Education innovation clusters—in which various groups join forces with schools to support students’ learning—will be the focus of a national meeting on Aug. 11-12 in Chicago, sponsored by Digital Promise, a nonprofit dedicated to improving education through technology and research.

Clusters “accelerate the pace of innovation by bringing together education, research, and commercial partners.” according to the U.S. Department of Education. Participants working with schools can be foundations, colleges, ed-tech companies, researchers, and community members, as well as investors like the NewSchools Venture Fund.

“To address the big needs/problems in education, we need new, inclusive, collaborative modes of problem solving,” said Sara Schapiro, director of the League of Innovative Schools at Digital Promise, in an email. “School districts don’t have to do this work alone.”

Digital Promise’s goal is to bring together “startups, policymakers, investors, researchers, and community groups who care about similar educational issues and seldom work together,” she said. Companies that participate will not be permitted to formally present their products or services.

Education innovation clusters that have organized in the U.S. and abroad are at varying degrees of development. The greater Pittsburgh area has one of the largest and most established, as my colleague Ben Herold described in this story. (The interactive map below, developed in March 2015, shows where various clusters have formed, and describes how they are evolving.)

Last year, a national meeting similar to this one was held in Pittsburgh. This year’s conference is expected to be larger, said Steven Hodas, who is the innovation cluster lead for Digital Promise. Hodas was part of one such cluster in New York City, when he was executive director of Innovate NYC Schools, a district initiative to discover and expand educational technologies with high potential for transforming classrooms toward more personalized, student-centered models. (We wrote about Hodas’ work there when he was named an Education Week Leader to Learn From in 2014.)

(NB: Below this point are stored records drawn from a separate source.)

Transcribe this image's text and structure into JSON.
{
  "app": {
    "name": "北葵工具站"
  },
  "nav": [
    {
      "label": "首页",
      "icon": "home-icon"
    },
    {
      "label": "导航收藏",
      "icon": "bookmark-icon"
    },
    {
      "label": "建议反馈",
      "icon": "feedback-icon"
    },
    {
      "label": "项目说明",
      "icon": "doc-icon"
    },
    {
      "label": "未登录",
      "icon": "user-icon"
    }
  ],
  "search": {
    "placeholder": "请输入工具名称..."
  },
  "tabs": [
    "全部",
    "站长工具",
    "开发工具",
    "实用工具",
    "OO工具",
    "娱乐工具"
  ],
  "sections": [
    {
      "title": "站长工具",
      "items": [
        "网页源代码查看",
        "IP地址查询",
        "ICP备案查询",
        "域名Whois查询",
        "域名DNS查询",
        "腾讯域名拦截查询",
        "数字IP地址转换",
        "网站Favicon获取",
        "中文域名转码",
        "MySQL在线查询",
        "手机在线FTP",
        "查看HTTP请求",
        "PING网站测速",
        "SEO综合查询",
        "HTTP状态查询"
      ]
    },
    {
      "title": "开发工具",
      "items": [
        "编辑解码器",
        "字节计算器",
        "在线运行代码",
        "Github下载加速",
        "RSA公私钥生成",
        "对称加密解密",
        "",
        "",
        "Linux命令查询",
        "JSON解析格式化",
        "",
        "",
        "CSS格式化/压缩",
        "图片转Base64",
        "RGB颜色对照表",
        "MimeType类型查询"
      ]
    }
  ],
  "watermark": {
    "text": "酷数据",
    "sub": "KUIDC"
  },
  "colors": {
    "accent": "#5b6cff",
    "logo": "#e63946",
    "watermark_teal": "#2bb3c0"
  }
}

Hodas expects the “themes coming out of this meeting will be played out in cities all over the country over the next year,” he said in an interview. Topics that will be discussed include an overview of education innovation cluster theory and practice, operational and finance issues, professional development, and product testing. There will also be an exchange of ideas for teaching and learning.

Interested parties are invited to attend, whether they are seeking to launch an education innovation cluster in a particular city or region, or if they already have one underway and want to share lessons learned. “We believe any city can benefit from organizing its own cluster, and we will similarly put forward these communities so that others can shorten their learning curve,” Shapiro said.